I returned home yesterday from what has been 12 consecutive days of work. Leading processes for engagement. Contributing to design. Being with colleagues that are now friends, and friends who are long-term colleagues. It has meant early mornings, waking often at 4:30 or 5:30. It has mean full working days going through until 8:30 or 9:30 often. I’m welcoming some rest.
I returned home to a newly arrived birthday card from a friend. On the cover was this phrase from 19th century Irish playwright and author, Oscar Wilde.
“The true mystery of the world is in the visible, not the invisible.”
Oh, how I am drawn to the invisible. This is a long time disposition for me. It comes from the premise and experience I know, that there is always more that is invisible and unknown than there is visible and known. It creates quite a call for the inner explorer, right.

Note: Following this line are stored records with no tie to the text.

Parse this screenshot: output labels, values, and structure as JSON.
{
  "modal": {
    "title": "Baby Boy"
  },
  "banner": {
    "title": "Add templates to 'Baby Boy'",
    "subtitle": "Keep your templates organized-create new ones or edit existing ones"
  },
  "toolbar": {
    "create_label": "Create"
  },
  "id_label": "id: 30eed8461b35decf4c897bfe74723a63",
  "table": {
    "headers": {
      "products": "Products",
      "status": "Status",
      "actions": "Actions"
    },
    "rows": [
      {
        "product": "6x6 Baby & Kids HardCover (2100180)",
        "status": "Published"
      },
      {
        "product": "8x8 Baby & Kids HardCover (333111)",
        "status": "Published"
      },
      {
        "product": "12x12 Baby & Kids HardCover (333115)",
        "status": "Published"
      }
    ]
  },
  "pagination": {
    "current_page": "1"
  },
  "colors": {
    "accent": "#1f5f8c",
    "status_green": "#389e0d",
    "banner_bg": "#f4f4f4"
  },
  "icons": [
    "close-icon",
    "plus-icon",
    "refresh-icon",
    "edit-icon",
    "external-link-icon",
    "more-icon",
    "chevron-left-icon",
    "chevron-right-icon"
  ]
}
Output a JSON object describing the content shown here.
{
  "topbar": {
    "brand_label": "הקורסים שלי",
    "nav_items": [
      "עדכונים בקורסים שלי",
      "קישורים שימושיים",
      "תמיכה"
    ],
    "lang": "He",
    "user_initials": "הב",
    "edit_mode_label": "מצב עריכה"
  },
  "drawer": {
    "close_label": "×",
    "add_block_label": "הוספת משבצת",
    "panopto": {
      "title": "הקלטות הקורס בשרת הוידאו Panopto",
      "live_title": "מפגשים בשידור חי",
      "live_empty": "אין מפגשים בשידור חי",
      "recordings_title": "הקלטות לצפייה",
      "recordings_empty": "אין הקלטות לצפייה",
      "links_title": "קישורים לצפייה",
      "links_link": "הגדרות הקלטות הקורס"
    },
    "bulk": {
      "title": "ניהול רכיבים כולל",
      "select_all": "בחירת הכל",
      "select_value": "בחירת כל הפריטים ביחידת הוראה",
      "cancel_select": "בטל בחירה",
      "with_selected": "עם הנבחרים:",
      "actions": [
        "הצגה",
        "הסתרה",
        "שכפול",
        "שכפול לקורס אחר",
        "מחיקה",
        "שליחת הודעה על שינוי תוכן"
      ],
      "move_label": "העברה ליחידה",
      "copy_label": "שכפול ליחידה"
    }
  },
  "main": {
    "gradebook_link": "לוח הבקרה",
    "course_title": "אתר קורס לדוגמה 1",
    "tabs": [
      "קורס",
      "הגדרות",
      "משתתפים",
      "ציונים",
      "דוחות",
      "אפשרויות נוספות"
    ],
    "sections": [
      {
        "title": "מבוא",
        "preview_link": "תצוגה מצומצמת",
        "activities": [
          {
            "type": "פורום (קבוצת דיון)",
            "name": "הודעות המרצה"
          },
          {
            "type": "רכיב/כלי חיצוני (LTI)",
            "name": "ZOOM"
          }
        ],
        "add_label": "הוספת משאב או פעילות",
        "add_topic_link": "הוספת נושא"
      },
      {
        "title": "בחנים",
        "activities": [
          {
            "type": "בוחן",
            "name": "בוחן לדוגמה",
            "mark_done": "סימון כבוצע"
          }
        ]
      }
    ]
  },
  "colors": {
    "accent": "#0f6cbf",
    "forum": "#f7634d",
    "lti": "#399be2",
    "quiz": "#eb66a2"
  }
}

What I love from this Oscar Wilde quote, is the reminder that even the known has mystery.
I would suggest this is at play explicitly in the last 12 days of work for me. The mystery that is in the visible of a UCC congregation meeting each other in more honest and real connection to identify strategic experiments. The mystery in the visible that is 12 participants at a pre-conference two-day workshop that explores together the focus of reclaiming the heart of humanity. The mystery in the invisible that is a cathedral parish dreaming together ways of being that help them create a parish profile.
No doubt, in each of these, there is the invisible. I will never deny this, and will always seek out it’s relevance. But how significant it is to momentarily let go of an assumption of objectiveness, often found in the visible, to pick up the subjectiveness in the visible.
That’s a birthday gift, this reminder of mystery, that gives me rest in the coming days.